И Генрих хоть и скривился, но подыграл, а Митя в первый и последний раз в жизни под стуки молотков за стенкой, под блюзовую мелодию спел знакомое со школы стихотворение Бараташвили: «Мчи, Мерани мой, несдержим твой скач и упрям. Размечи мою думу черную всем ветрам».
Собирался, настраивался. Но Ростов опять оглушил, как рухнувший потолок.
– Эй! Хуля спишь! Лезь давай, лезь!
Ай! Ни вздохнуть, ни обдумать. Некогда думать. Надо лезть.
– Вот балбес!
Следующего автобуса можно дожидаться час, и если пропустить этот, в деканате никого не застанешь. Была жара. Казенный вокзальный голос, объявляющий отправление поезда, вязко растекался в воздухе. Тополиный пух – летний ослепительный снег – летел и сверху и снизу. «Пора бы привыкнуть, пообтереться. Ведь никого другого не обругали в этом сопящем клубке. Все лезут, как надо. Но ты все равно все сделаешь не так!»
Ничего не изменилось: как и в самом начале, до армии, в ответ на базарную ругань внутри вспыхнуло пренебрежительное «Россия-мать!» – и, подумав так, он прикусил губу, будто сказал это вслух. А ведь загадывал: теперь все будет иначе, теперь должно быть иначе. Выводил формулы: «Я русский, едущий Россию. Я человек, возвращающийся на Родину».
Можно было бы подольше остаться в Тбилиси с мамой и бабушкой, не мчаться в Ростов через неделю после последней утренней поверки: занятия на геофаке начинались только через месяц. От армейщины отходишь, как от обморока, и возвращаться в обычную жизнь, не придя в сознание, было неразумно. Немного похоже на ту нелепую киношную ситуацию, когда герой заскакивает голый в комнату, полную строго одетых людей. Но он спешил.

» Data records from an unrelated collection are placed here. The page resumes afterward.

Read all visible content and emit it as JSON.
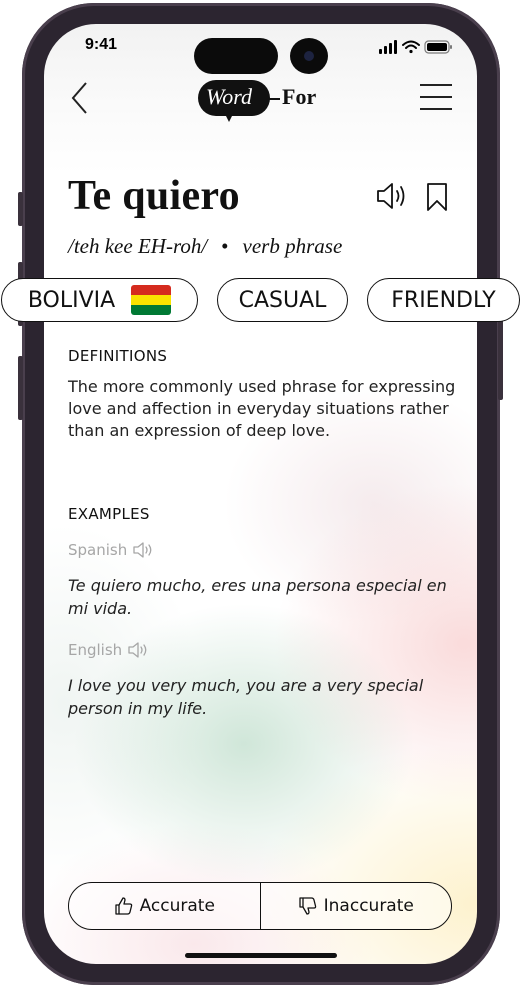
{
  "status_bar": {
    "time": "9:41"
  },
  "header": {
    "logo_word": "Word",
    "logo_for": "For"
  },
  "entry": {
    "title": "Te quiero",
    "pronunciation": "/teh kee EH-roh/",
    "separator": "•",
    "part_of_speech": "verb phrase"
  },
  "tags": [
    {
      "label": "BOLIVIA",
      "flag": "bolivia-flag",
      "flag_colors": [
        "#D52B1E",
        "#F9E300",
        "#007934"
      ]
    },
    {
      "label": "CASUAL"
    },
    {
      "label": "FRIENDLY"
    }
  ],
  "definitions": {
    "heading": "DEFINITIONS",
    "text": "The more commonly used phrase for expressing love and affection in everyday situations rather than an expression of deep love."
  },
  "examples": {
    "heading": "EXAMPLES",
    "items": [
      {
        "language": "Spanish",
        "sentence": "Te quiero mucho, eres una persona especial en mi vida."
      },
      {
        "language": "English",
        "sentence": "I love you very much, you are a very special person in my life."
      }
    ]
  },
  "feedback": {
    "accurate_label": "Accurate",
    "inaccurate_label": "Inaccurate"
  }
}
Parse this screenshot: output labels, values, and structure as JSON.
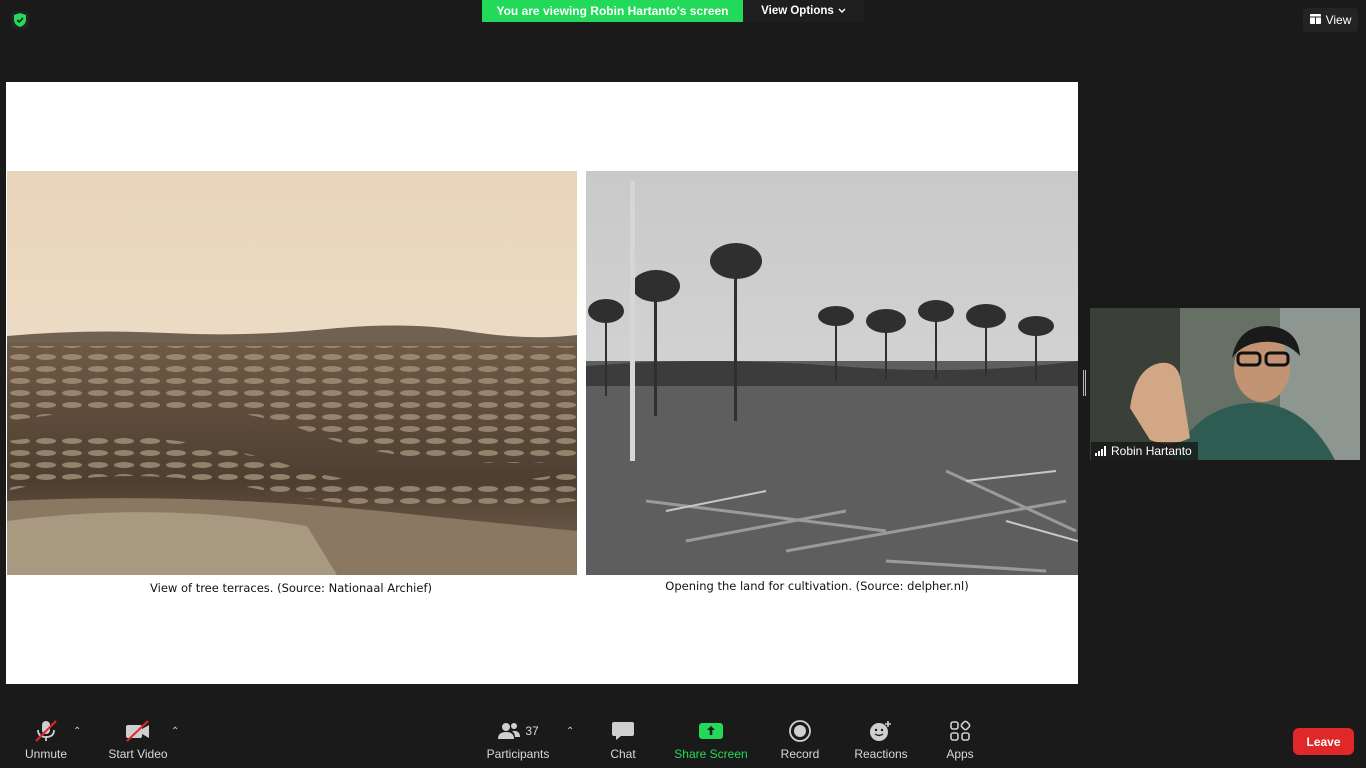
{
  "banner": {
    "viewing_text": "You are viewing Robin Hartanto's screen",
    "view_options_label": "View Options"
  },
  "view_button": {
    "label": "View"
  },
  "slide": {
    "caption_left": "View of tree terraces. (Source: Nationaal Archief)",
    "caption_right": "Opening the land for cultivation. (Source: delpher.nl)"
  },
  "video": {
    "participant_name": "Robin Hartanto"
  },
  "toolbar": {
    "unmute_label": "Unmute",
    "start_video_label": "Start Video",
    "participants_label": "Participants",
    "participants_count": "37",
    "chat_label": "Chat",
    "share_screen_label": "Share Screen",
    "record_label": "Record",
    "reactions_label": "Reactions",
    "apps_label": "Apps",
    "leave_label": "Leave"
  },
  "colors": {
    "accent_green": "#23d959",
    "leave_red": "#e02828",
    "background": "#1a1a1a"
  }
}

Дома он почти не выходил в город. Мама сказала: не стоит. Мало ли что, сказала, Тбилиси с ума сошел. Молодым мужчинам вообще лучше не ходить в одиночку. Обстановка такая… особенно после девятого апреля. В родных стенах, среди привычных с детства предметов и запахов, Мите чего-то недоставало, он больше не чувствовал себя дома. Он тщетно ждал от себя умиления, радостного пробужденья: ну вот и вернулся. Он знал, как это должно быть. Открыть утром глаза и улыбаться – оттого, что вот он, твой дом – жаркие утренние блики на стенах точь-в-точь те же, что десять лет назад, оттого, что ты – другой, изменившийся, многое повидавший – наконец-то просыпаешься не в каком-то случайном и временном месте, а здесь, у себя дома, среди этих неменяющихся стен. Лежать. Смотреть в потолок, знакомый, как собственная ладонь. Встать, пройтись по квартире. Просто так. Смеясь собственной причуде, гладить стены. И он пробовал. Но трогал – и ничего не чувствовал. Почему-то казалось, будто трогает чужое. Пахло вокзалом. Казалось, вот-вот, грузно замедляясь, мимо шкафов потащится поезд, и он пойдет с ним рядом, ловя взглядом убегающие таблички с номерами вагонов, – за стены, по распахивающемуся далеко вперед перрону, обгоняя чьи-то спины и чемоданы. Митя наскоро собрался и поехал в Ростов.